In this question, we are given parametric equations where our coordinates 𝑥 and 𝑦 are given in terms of 𝑚. We know that when the tangent is horizontal, its gradient or slope, d𝑦 by d𝑥, must be equal to zero. We also know that d𝑦 by d𝑥 is equal to d𝑦 by d𝑚 divided by d𝑥 by d𝑚. This can also be written using the chain rule as d𝑦 by d𝑚 multiplied by d𝑚 by d𝑥. We multiply d𝑦 by d𝑚 by the reciprocal of d𝑥 by d𝑚.
Let’s begin by considering 𝑥, which is equal to seven 𝑚 cubed plus five 𝑚 squared plus 𝑚 plus four. We can differentiate this term by term to get an expression for d𝑥 by d𝑚. Differentiating seven 𝑚 cubed gives us 21𝑚 squared, differentiating five 𝑚 squared gives us 10𝑚, and differentiating 𝑚 gives us one.
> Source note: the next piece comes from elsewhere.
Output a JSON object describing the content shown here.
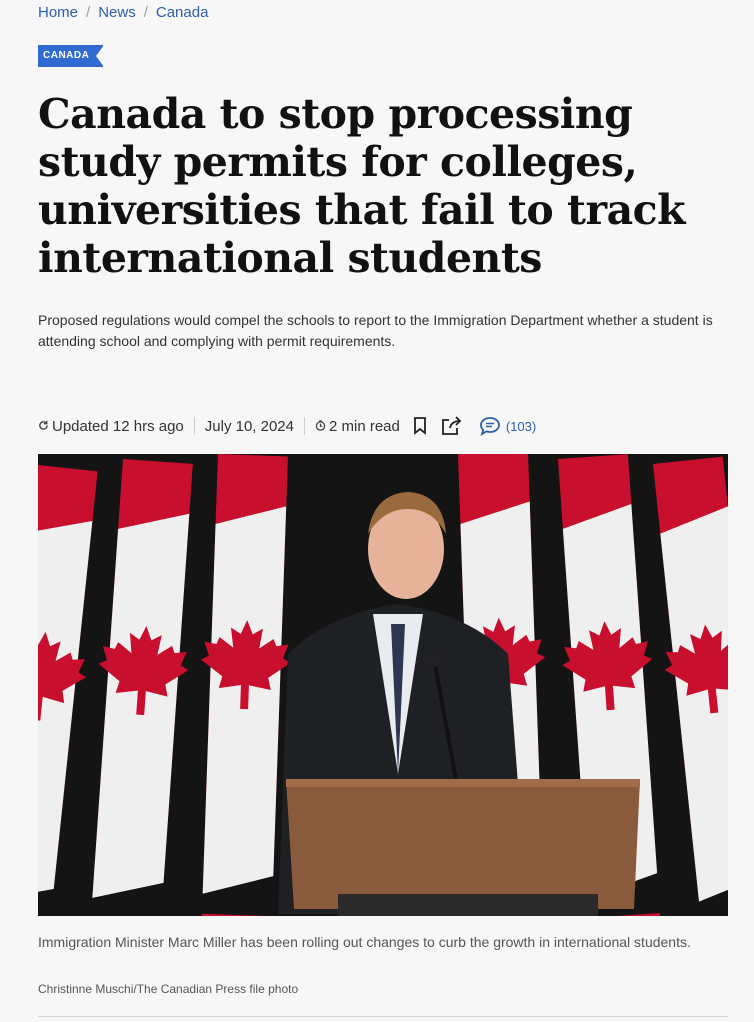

When we differentiate the constant four, we get zero. Therefore, d𝑥 by d𝑚 is equal to 21𝑚 squared plus 10𝑚 plus one.
We can repeat this process for 𝑦, which is equal to six 𝑚 squared minus six 𝑚 minus eight. d𝑦 by d𝑚 is equal to 12𝑚 minus six. We can then find an expression for d𝑦 by d𝑥 by dividing d𝑦 by d𝑚 by d𝑥 by d𝑚. d𝑦 by d𝑥 is equal to 12𝑚 minus six divided by 21𝑚 squared plus 10𝑚 plus one.
For the tangent to be horizontal, we know that d𝑦 by d𝑥 must equal zero. This means that we need to solve this equation equal to zero. As the denominator cannot be equal to zero, the numerator must be. 12𝑚 minus six must equal zero. Adding six to both sides gives us 12𝑚 is equal to six. Dividing both sides of this equation by 12 gives us 𝑚 is equal to six over 12 or six twelfths. This fraction is equivalent to one-half. The value of 𝑚 for which the tangent is horizontal is one-half.
Whilst we don’t need to in this question, we could then substitute this value for 𝑚 back into our equations for 𝑥 and 𝑦. This would give us the coordinate of the point at which the tangent is horizontal.